А я возразил:
«Наверное, так у них принято, у судей. Ты ведь раб. Раба надо в первую очередь испытать на пытке». Вокат глянул на меня так, словно впервые увидел, но тут же согласился:
«Конечно, раб… Да, наверное, принято…»
А я принялся развивать тему: дед мой, дескать, очень нас ждет и страшно волнуется о том, как протекает наше путешествие. И вот, пришел какой-то странный человек, к тому же раб, которого он никогда в жизни не видел…
Вокат, наконец, не выдержал и, как у нас в Службе говорят, «потёк». Он остановился и гневно объявил:
«Он меня не раз видел и знает. И тебя он, может быть, ждет! Но отцу твоему запретил приближаться к своему дому. И велел совсем не въезжать в город, чтобы никто в Тарраконе не видел его жены. Кроткую и добродетельную Лусену, мою госпожу, он обозвал таким грязным и пошлым словом…!»
Вокат поперхнулся и замолчал. На лице его отобразился ужас. Он лишь сейчас понял, что рассказал то, что ни в коем случае не следовало мне рассказывать.
А я схватил Воката за руки, заглядывал ему в глаза и шептал:
«Я обожаю тебя, Вокат! Ты даже не представляешь, какой ты мне сделал подарок! Камнем Юпитера клянусь, что ни одна душа не узнает о нашем разговоре! Ты самый прекрасный человек на свете!»
Вокат был так напуган и изумлен моими словами, что ничего мне не отвечал. И только вскрикнул, когда я пытался обнять его, – как потом выяснилось, ему жгли главным образом спину.
XXI. Ты, мудрый Сенека, наверное догадался, как я использовал только что обретенный мной меч? Но все равно вспомню и расскажу по порядку.
Ближе к полудню Лусена начала вглядываться в меня, вроде бы исподволь, но так пронзительно, что я стал ощущать ее взгляды кожей и частями тела: правым ухом, левой щекой, затылком, спиной и плечами. Но стоило мне к ней повернуться, она от меня отворачивалась. А потом снова ввинчивала в меня взгляд и рылась во мне, шарила и искала, пытаясь нащупать.
Мне это надоело, и я уныло спросил:
«Ну что? Ну что, мама?!»
Лусена тут же отвернулась от меня и долго молчала. Мы проехали на телеге не менее стадии, прежде чем она снова заговорила:
«Отец, наверное, сам тебе всё объяснит. Но… Он раздражен. Он сильно переживает… Понимаешь меня?»
И опять замолчала. А я решил не прерывать тягостное молчание.
Мы еще проехали стадию или две. И вдруг Лусена дернула головой, словно кто-то сзади уколол ее в шею острием брошки, и ранено воскликнула:
«Но это не надолго! Я обещаю тебе! Как только мы устроимся на новом месте, отец тут же пришлет за тобой! Обещаю!»
Я посмотрел ей в глаза. А когда она виновато отвела взгляд, улыбнулся и сказал:
«Конечно. Ты только не переживай, мама.
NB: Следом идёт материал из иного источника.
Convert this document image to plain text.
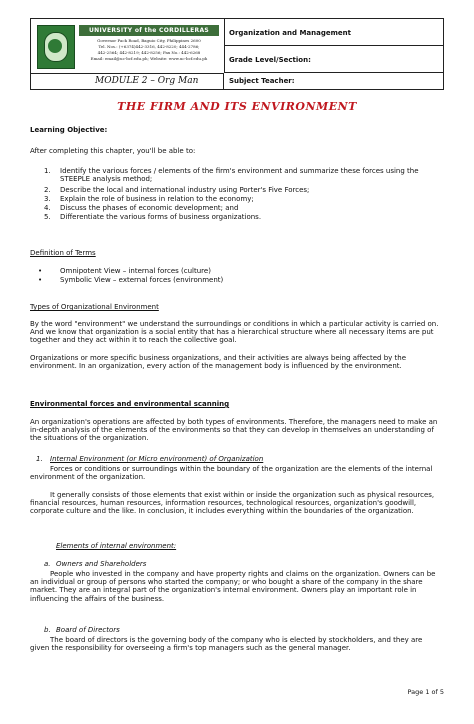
UNIVERSITY of the CORDILLERAS
Governor Pack Road, Baguio City, Philippines 2600
Tel. Nos.: (+6374)442-3316, 442-8220; 444-2786;
442-2564; 442-8219; 442-8256; Fax No.: 442-6268
Email: email@uc-bcf.edu.ph; Website: www.uc-bcf.edu.ph
MODULE 2 – Org Man
Organization and Management
Grade Level/Section:
Subject Teacher:
THE FIRM AND ITS ENVIRONMENT
Learning Objective:
After completing this chapter, you'll be able to:
1. Identify the various forces / elements of the firm's environment and summarize these forces using the STEEPLE analysis method;
2. Describe the local and international industry using Porter's Five Forces;
3. Explain the role of business in relation to the economy;
4. Discuss the phases of economic development; and
5. Differentiate the various forms of business organizations.
Definition of Terms
•	Omnipotent View – internal forces (culture)
•	Symbolic View – external forces (environment)
Types of Organizational Environment
By the word "environment" we understand the surroundings or conditions in which a particular activity is carried on. And we know that organization is a social entity that has a hierarchical structure where all necessary items are put together and they act within it to reach the collective goal.
Organizations or more specific business organizations, and their activities are always being affected by the environment. In an organization, every action of the management body is influenced by the environment.
Environmental forces and environmental scanning
An organization's operations are affected by both types of environments. Therefore, the managers need to make an in-depth analysis of the elements of the environments so that they can develop in themselves an understanding of the situations of the organization.
1. Internal Environment (or Micro environment) of Organization
Forces or conditions or surroundings within the boundary of the organization are the elements of the internal environment of the organization.
It generally consists of those elements that exist within or inside the organization such as physical resources, financial resources, human resources, information resources, technological resources, organization's goodwill, corporate culture and the like. In conclusion, it includes everything within the boundaries of the organization.
Elements of internal environment:
a. Owners and Shareholders
People who invested in the company and have property rights and claims on the organization. Owners can be an individual or group of persons who started the company; or who bought a share of the company in the share market. They are an integral part of the organization's internal environment. Owners play an important role in influencing the affairs of the business.
b. Board of Directors
The board of directors is the governing body of the company who is elected by stockholders, and they are given the responsibility for overseeing a firm's top managers such as the general manager.
Page 1 of 5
Всё будет хорошо».
Тогда она обняла меня, прижала к себе и долго держала в объятиях, еще сильнее стискивая, когда я пытался освободиться.
Так мы доехали до южных предместий Тарракона и остановились возле кладбища, у которого нам была назначена встреча.
Отец с тремя декуриями всадников прибыл туда с опозданием. Вопреки обыкновению, он был одет как римский офицер: кавалерийский кассис на голове, панцирь и плащ – на теле, а на ногах – калиги. И только оружие было иберийским: галлекийские дротики и фальчион – изогнутая испанская сабля. И восседал он на леопардовой шкуре, которой редко покрывают своих лошадей римские всадники.
На меня с Лусеной он даже не глянул.
Как только турма подъехала, от одного из надгробий отделился какой-то пожилой человек в рабской одежде и подошел к отцу. Отец, не слезая с лошади, коротко переговорил с ним. Потом подъехал к нашей кибитке и, глядя на меня, словно на милевой столб, скомандовал:
«Вылезай, Луций. Пойдешь с этим человеком. Он тебя проводит к твоему деду. Будешь теперь жить у него».
Я почувствовал, как вздрогнула и сжалась сидевшая рядом со мной Лусена. И сказал:
«Я не буду у него жить».
«Будешь жить у деда, – усталым и безразличным голосом повторил отец и продолжал отдавать распоряжения: – У него ты продолжишь свое образование. Здесь школы не хуже, чем в Кордубе. В Германии школ нет… Решено: остаешься пока в Тарраконе. А дальше посмотрим… Посмотрим, как потечет жизнь и куда она повернется».